When one sits with grief…
I wanted to share a bit on a tapestry I wove through the course of an entire year. A year of sitting with grief; not just my own — a collective grief, as we all witnessed the horrors unfold around the world. This is not a politically motivated post, although I am sure it could be spun that way… this comes from the experience of being a human, and knowing the personal loss of a sibling, and how that feels. Being a mother myself, and witnessing a mother lose her child, and how gut wrenching, breaking it is.
I suppose this feeling, this need to weave my experience and closeness with Death, started with the loss of my Sister. It magnified when I heard of the brutal killing of the innocent children and teachers in Uvalde. It transformed into something much more expansive when I watched, from the comfort of my own home, the horrors that were inflicted upon the people of Palestine. As I watched babies being pulled from the rubble, their dead bodies flaccid, much like the flaccidity of my Sister’s fingers, as I held her hand for the last time.
Over and over I wondered, how can these mothers endure this pain? How can they even go on. Because, you see, even a grown man who dies in war, is a beloved son to a mother. And as mothers, we are left to pick up the pieces of a very broken world.
I am not typically a person who has no words to speak on a subject, more often than not I have little trouble speaking my mind.

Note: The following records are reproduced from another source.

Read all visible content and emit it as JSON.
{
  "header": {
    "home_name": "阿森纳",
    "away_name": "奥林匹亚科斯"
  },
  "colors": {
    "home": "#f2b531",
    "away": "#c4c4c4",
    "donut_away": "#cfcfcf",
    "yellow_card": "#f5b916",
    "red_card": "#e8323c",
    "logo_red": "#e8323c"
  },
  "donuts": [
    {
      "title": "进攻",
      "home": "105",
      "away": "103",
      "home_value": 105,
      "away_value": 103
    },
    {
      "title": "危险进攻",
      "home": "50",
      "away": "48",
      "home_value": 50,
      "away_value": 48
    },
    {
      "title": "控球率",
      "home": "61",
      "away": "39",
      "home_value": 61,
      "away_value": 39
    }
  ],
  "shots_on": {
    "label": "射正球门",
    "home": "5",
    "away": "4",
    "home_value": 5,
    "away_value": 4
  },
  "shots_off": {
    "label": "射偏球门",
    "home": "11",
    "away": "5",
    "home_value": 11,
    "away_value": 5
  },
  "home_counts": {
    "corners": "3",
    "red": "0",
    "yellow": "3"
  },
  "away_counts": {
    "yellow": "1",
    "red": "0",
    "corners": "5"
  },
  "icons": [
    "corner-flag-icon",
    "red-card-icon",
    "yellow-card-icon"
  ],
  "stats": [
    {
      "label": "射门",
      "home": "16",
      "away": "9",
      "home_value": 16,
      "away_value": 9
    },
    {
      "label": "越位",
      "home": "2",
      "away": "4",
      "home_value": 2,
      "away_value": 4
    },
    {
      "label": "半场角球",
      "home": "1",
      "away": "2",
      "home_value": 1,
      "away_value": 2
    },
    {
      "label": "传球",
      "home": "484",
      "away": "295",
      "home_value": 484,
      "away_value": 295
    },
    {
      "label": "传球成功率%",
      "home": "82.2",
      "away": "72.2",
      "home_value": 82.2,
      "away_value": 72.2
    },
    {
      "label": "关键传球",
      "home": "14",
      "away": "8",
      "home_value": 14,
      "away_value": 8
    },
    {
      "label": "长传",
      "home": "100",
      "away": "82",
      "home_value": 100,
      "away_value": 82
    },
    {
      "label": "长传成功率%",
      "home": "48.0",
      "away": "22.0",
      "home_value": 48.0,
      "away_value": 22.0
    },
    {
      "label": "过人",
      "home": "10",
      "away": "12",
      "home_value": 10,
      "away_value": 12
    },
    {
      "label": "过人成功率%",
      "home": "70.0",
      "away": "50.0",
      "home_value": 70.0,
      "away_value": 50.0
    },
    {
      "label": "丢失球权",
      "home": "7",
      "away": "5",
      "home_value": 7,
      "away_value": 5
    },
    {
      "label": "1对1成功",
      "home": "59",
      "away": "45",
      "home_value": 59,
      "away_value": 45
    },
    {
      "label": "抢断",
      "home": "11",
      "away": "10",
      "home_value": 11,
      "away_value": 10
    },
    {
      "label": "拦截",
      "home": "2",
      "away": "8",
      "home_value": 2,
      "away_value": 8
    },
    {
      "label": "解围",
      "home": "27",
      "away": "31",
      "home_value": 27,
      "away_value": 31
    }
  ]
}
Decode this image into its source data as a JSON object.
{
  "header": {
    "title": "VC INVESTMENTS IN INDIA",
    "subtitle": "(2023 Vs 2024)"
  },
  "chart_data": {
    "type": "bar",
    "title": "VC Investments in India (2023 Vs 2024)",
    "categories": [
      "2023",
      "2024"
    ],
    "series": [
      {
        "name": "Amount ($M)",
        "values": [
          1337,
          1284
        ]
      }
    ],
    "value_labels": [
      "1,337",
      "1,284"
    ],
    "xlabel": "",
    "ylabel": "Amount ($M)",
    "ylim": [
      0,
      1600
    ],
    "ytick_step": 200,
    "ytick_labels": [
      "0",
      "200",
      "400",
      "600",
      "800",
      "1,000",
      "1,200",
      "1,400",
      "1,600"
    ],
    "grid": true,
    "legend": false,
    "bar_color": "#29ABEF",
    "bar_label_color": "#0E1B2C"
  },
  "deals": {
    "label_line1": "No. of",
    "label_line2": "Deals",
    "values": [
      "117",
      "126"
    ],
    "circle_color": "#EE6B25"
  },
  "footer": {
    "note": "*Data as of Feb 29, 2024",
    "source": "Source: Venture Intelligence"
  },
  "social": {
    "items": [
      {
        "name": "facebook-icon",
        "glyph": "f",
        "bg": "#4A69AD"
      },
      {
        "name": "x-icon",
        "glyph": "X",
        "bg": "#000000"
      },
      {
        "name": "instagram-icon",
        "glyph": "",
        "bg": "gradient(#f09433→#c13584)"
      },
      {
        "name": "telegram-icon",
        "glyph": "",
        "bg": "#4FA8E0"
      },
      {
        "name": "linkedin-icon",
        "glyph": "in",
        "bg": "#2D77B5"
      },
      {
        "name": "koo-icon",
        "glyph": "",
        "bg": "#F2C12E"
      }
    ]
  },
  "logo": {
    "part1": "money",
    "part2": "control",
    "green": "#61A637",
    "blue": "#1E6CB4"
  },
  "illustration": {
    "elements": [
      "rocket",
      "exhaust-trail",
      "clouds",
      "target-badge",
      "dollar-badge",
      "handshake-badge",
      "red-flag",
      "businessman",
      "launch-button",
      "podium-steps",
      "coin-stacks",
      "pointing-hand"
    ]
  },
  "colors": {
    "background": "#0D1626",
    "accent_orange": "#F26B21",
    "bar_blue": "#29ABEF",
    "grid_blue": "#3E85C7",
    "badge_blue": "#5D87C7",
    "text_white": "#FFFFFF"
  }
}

However, I found myself quite at a loss for words when witnessing so much Death. I donate to various causes, I try to do my bit of activism, but the loom was asking me for more, and so I sat down and began to weave, as a way to process this grief.
I would witness a small boy in Palestine wailing over his father’s corpse, and I would sit at the loom to weave. I would remember the sounds my own mother made, when it was time to take my Sister’s body away, and I would sit at the loom to weave. I hugged and grieved with the Mothers who lost their children to gun violence, and I would sit at the loom to weave; my own tears falling into the fibers. As I would weave, these words kept coming to me, “For The Mothers”.
Historically, women’s voices have been silenced, so we would weave or embroider what we had to say into cloth. The great Medieval weavers, largely women, would weave symbolism into their tapestries, things they wouldn’t dare utter aloud. Mary Queen of Scots, embroidered hidden messages whilst in prison, messages she was not able to write or speak. So I felt it was right to create my own bit of symbolism in this tapestry. Tears of blood for Death and Grief, Eyes because we witness, a Vine as Grief grows and is apart of life, Hearts for our soul.
As soon as I pulled this piece off the loom it asked for siblings. I envision this is the first of three pieces that are wanting to be born. I’ve started the process of readying the loom for another tapestry, and I will wait for what the Loom Gods request to be woven into existence.
I want to remind you, dear reader, that no matter what side of the political or religious spectrum you reside, a single life matters. Regardless if they are completely different from you, or if you were brought up to hate their “kind”. If we choose to love, as mothers love, unconditional love, the world will heal.